The peptidoglycan (PG) cell wall has long been an attractive target for antibiotic intervention since the late stages of its synthesis take place on he solvent accessible surface of bacterial cells. This essential macromolecule defines bacterial size and shape and provides cells with mechanical strength to resist cell envelope breakdown. Additionally, recent research has demonstrated the importance of the spatiotemporal coordination of PG biosynthesis for bacterial growth, revealing a vulnerability that can be exploited for the development of new antibiotics. The development of methods to enable spatiotemporal tracking of PG synthesis in live bacterial cells is critical to advancing the understanding of the mechanisms of PG synthesis dynamics. In the absence of such methods, identification of new antibiotic targets or identification of novel antibiotic agents will remain elusive. This project has three specific aims that are focused on a long-term goal of elucidating the mechanisms of PG synthesis dynamics. The first Specific Aim seeks to design and develop a series of D-amino acid- and dipeptide-based fluorogenic probes, with optimized photophysical properties, that when coupled with integrated nanochannel and microfluidic devices, and automated image analysis tools, will propel the study of PG dynamics to an unprecedented level of spatiotemporal resolution. The subsequent specific aims will utilize these tools and approaches to analyze the mechanisms of PG dynamics in bacterial model systems with differing cell shapes and cell envelope architectures.

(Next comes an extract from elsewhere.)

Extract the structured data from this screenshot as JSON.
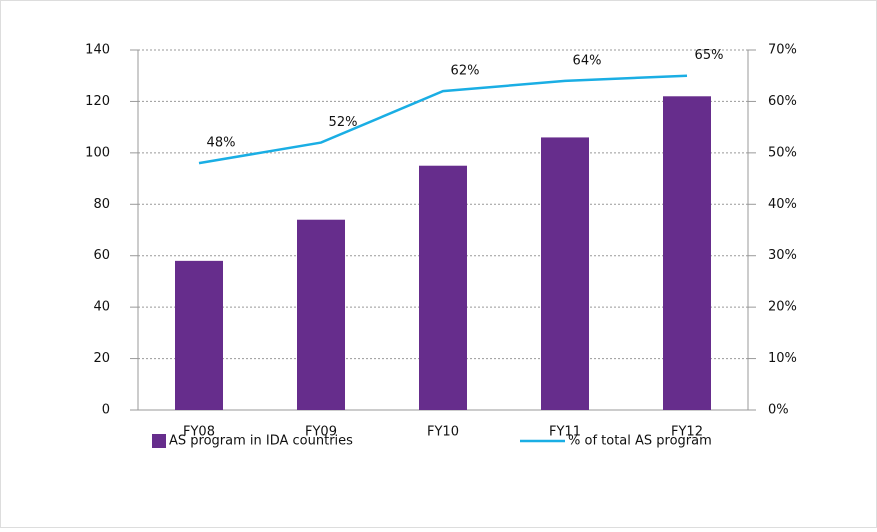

In Specific Aim 2, the probes and methods developed under specific aim 1 will be employed to test two major and long-standing hypotheses regarding the spatiotemporal coordination of the elongation and division PG synthesis machineries as well as the coordination between PG hydrolysis and synthesis in the principal model for ovoid-shaped cells, Streptococcus pneumoniae.
In Specific Aim 3, PG spatiotemporal dynamics will be examined at an unprecedented resolution for the major model species for rod-shaped Gram negative bacteria with a thin layer of PG, E. coli, and for rod-shaped Gram-positive bacteria with a thick layer of PG in the model organism, B. subtilis. Furthermore, Aim 3 will leverage a high-throughput microscopy screening platform, the availability of a comprehensive strain collection in which each gene has been separately deleted, and the powerful genetics of both species, to systematically and randomly screen for genes involved in PG synthesis dynamics. The comparative analysis of the three model systems will identify the core principles of PG dynamics and how they can be modified to yield different outcomes in dynamics, cell shape and cell envelope architecture.
Aims 2 and 3 will feed back into Aim 1 and lead to the design of improved probes and nanochannel configurations. The highly integrated approach, coupled with the individual expertise of the investigators, will provide an unprecedented understanding of PG synthesis and dynamics that can be used to uncover new antibacterial targets, an important step toward addressing the critical need for the discovery of new antibiotics.
Bacterial resistance to currently available therapeutic agents represents a significant threat to public health. The research proposed in this application seeks to continue the development of fluorescent D-amino acid (FDAA) probes for detailed study of the dynamics of peptidoglycan (PG) synthesis. Use of these probes, in conjunction with microfluidic devices and advanced image analysis tools, will provide an unprecedented opportunity for study of the key steps and genes involved in PG synthesis and will unveil new targets for antibiotic intervention.